時を遡ること26年前、幼い頃に母親を病気で亡くしたウルフは孤独の中で育った。やがて、彼はメキシコのストリートで活躍し、麻薬カルテルのボスであるエル・サグアロに見出される。酒場で働く女性に惚れ込み、めでたく彼女と結婚することになった。

しかし、その結婚式で悲劇が起こる。式場のボーイ(として潜入していたレディバグ)にぶつかられたウルフは、タキシードにこぼれたワインを拭き取っているうちに周囲の異変に気づいた。そこで彼が見たのは、結婚式に出席した全員が、その身体から大量の血を噴き出しながら死んでいく凄惨な光景。恩人のサグアロも、そして愛する妻もこの世を去った。

事件以来、ウルフは犯人への復讐に燃えていた。彼が日本を訪れ、ゆかり号に乗ったのは、結婚式のウェディングケーキに毒を盛った殺し屋・ホーネットを追っていたからだ。しかしウルフが品川駅から列車に乗ろうとした時、目の前にはボーイの男=レディバグが立っていた。列車を降りようとするレディバグにウルフはナイフを突き立て、車内に押し戻す。ところが格闘の末にウルフが投げたナイフは、レディバグの抱えるブリーフケースに跳ね返り、そのままウルフ自身の胸を貫いた。
素性不明の殺し屋・ホーネットは、毒蛇であるブームスラングヘビを使って標的を殺害する。毒を打たれた相手は、全身から血を噴き出して死亡するのだ。今回の仕事は、京都行きの高速列車・ゆかり号に乗車し、犯罪組織の首領ホワイト・デスの息子を殺害することだった。

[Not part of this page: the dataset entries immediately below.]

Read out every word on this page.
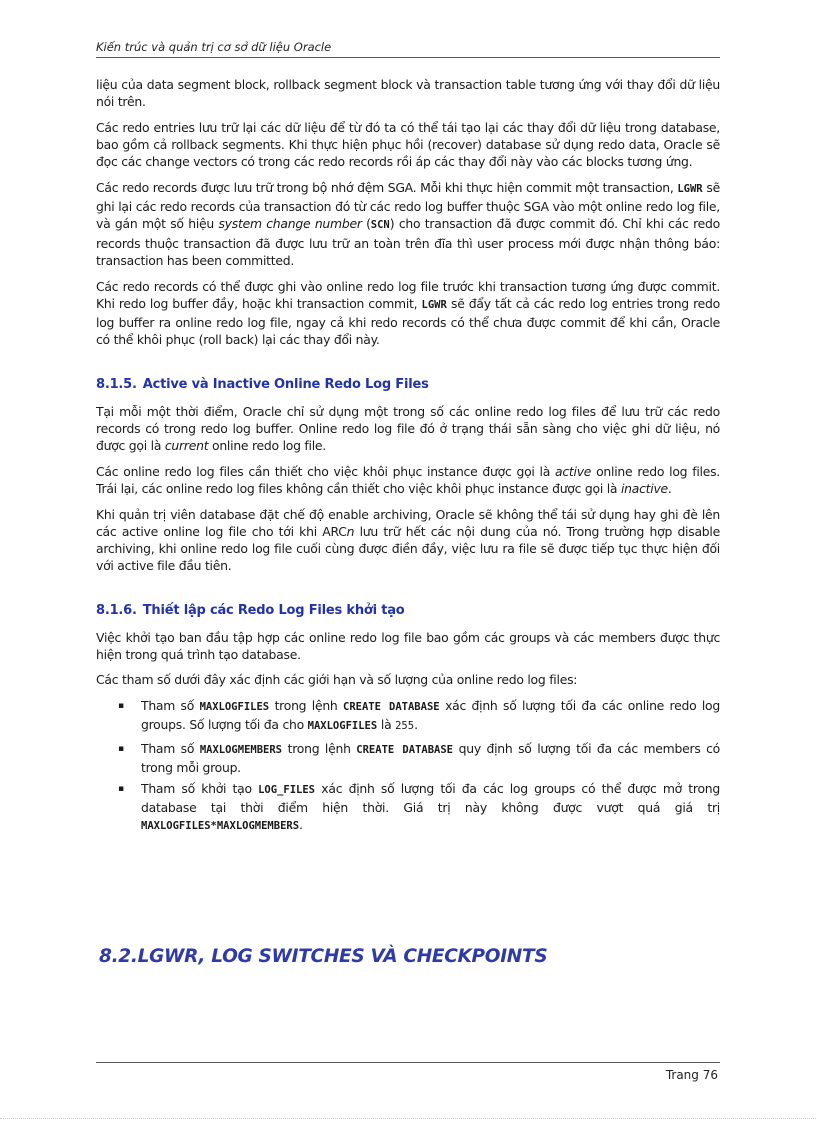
Kiến trúc và quản trị cơ sở dữ liệu Oracle

liệu của data segment block, rollback segment block và transaction table tương ứng với thay đổi dữ liệu nói trên.

Các redo entries lưu trữ lại các dữ liệu để từ đó ta có thể tái tạo lại các thay đổi dữ liệu trong database, bao gồm cả rollback segments. Khi thực hiện phục hồi (recover) database sử dụng redo data, Oracle sẽ đọc các change vectors có trong các redo records rồi áp các thay đổi này vào các blocks tương ứng.

Các redo records được lưu trữ trong bộ nhớ đệm SGA. Mỗi khi thực hiện commit một transaction, LGWR sẽ ghi lại các redo records của transaction đó từ các redo log buffer thuộc SGA vào một online redo log file, và gán một số hiệu system change number (SCN) cho transaction đã được commit đó. Chỉ khi các redo records thuộc transaction đã được lưu trữ an toàn trên đĩa thì user process mới được nhận thông báo: transaction has been committed.

Các redo records có thể được ghi vào online redo log file trước khi transaction tương ứng được commit. Khi redo log buffer đầy, hoặc khi transaction commit, LGWR sẽ đẩy tất cả các redo log entries trong redo log buffer ra online redo log file, ngay cả khi redo records có thể chưa được commit để khi cần, Oracle có thể khôi phục (roll back) lại các thay đổi này.

8.1.5. Active và Inactive Online Redo Log Files

Tại mỗi một thời điểm, Oracle chỉ sử dụng một trong số các online redo log files để lưu trữ các redo records có trong redo log buffer. Online redo log file đó ở trạng thái sẵn sàng cho việc ghi dữ liệu, nó được gọi là current online redo log file.

Các online redo log files cần thiết cho việc khôi phục instance được gọi là active online redo log files. Trái lại, các online redo log files không cần thiết cho việc khôi phục instance được gọi là inactive.

Khi quản trị viên database đặt chế độ enable archiving, Oracle sẽ không thể tái sử dụng hay ghi đè lên các active online log file cho tới khi ARCn lưu trữ hết các nội dung của nó. Trong trường hợp disable archiving, khi online redo log file cuối cùng được điền đầy, việc lưu ra file sẽ được tiếp tục thực hiện đối với active file đầu tiên.

8.1.6. Thiết lập các Redo Log Files khởi tạo

Việc khởi tạo ban đầu tập hợp các online redo log file bao gồm các groups và các members được thực hiện trong quá trình tạo database.

Các tham số dưới đây xác định các giới hạn và số lượng của online redo log files:

▪ Tham số MAXLOGFILES trong lệnh CREATE DATABASE xác định số lượng tối đa các online redo log groups. Số lượng tối đa cho MAXLOGFILES là 255.
▪ Tham số MAXLOGMEMBERS trong lệnh CREATE DATABASE quy định số lượng tối đa các members có trong mỗi group.
▪ Tham số khởi tạo LOG_FILES xác định số lượng tối đa các log groups có thể được mở trong database tại thời điểm hiện thời. Giá trị này không được vượt quá giá trị MAXLOGFILES*MAXLOGMEMBERS.
8.2.LGWR, LOG SWITCHES VÀ CHECKPOINTS
Trang 76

これまでホーネットは数々の任務をこなしてきた。メキシコでは麻薬カルテルを仕切るエル・サグアロを狙い、部下・ウルフの結婚式にパティシエの格好で潜入し、ウェディングケーキに毒を混入。日本では看護師に化け、手術中の名医を殺したこともある。今回は人気マスコット・モモもんの着ぐるみに入ると、標的を護送中のタンジェリン&レモンが目を離した隙を狙い、いともたやすく蛇の毒を注射した。ところが、報酬の入ったブリーフケースが見当たらない。

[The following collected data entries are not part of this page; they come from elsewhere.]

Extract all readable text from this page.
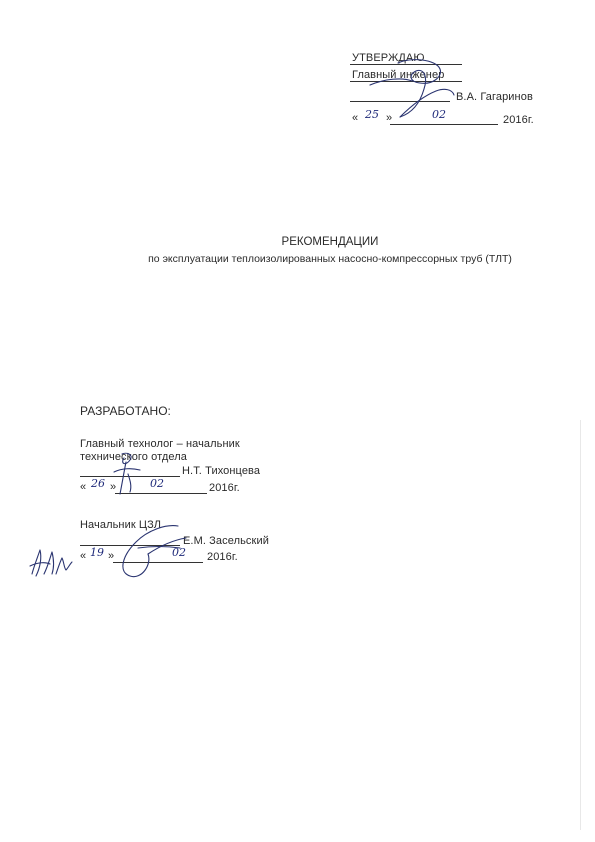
УТВЕРЖДАЮ
Главный инженер
В.А. Гагаринов
« 25 »	02	2016г.
РЕКОМЕНДАЦИИ
по эксплуатации теплоизолированных насосно-компрессорных труб (ТЛТ)
РАЗРАБОТАНО:
Главный технолог – начальник
технического отдела
Н.Т. Тихонцева
« 26 »	02	2016г.
Начальник ЦЗЛ
Е.М. Засельский
« 19 »	02 2016г.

モモもんの姿でケースを探していたホーネットは、レディバグがケースを持ち歩いているのを発見。強奪に失敗すると、今度は車内のパーサーを襲撃し、制服姿でレディバグの前に立ちはだかった。しかし、ホーネットはレディバグの甲に注射器を刺すも、すぐに刺し返されてしまう。あわてて抗体を取り出すと、それさえ奪われてしまった。残念ながら抗体を一本しか持っていなかったホーネットは、やがて全身から血を噴き出し、のたうち回りながら絶命する。
日本の裏社会を掌握するホワイト・デスの息子として生まれながら、彼(サン)は決して優秀とは言えなかった。能力に長けず、警察の世話にもなる息子に対し、父親の態度は冷たい。息子を愛していた母親は、警察に捕まった彼を助けようと出かけた矢先にこの世を去った。

父親と敵対する組織・三合会に拉致された彼は、殺し屋のタンジェリン&レモンに救出され、京都行きのゆかり号に乗せられる。安心したのも束の間、今度はモモもんの着ぐるみに入っていたホーネットに毒を打ち込まれ、誰にも気づかれないうちに死亡した。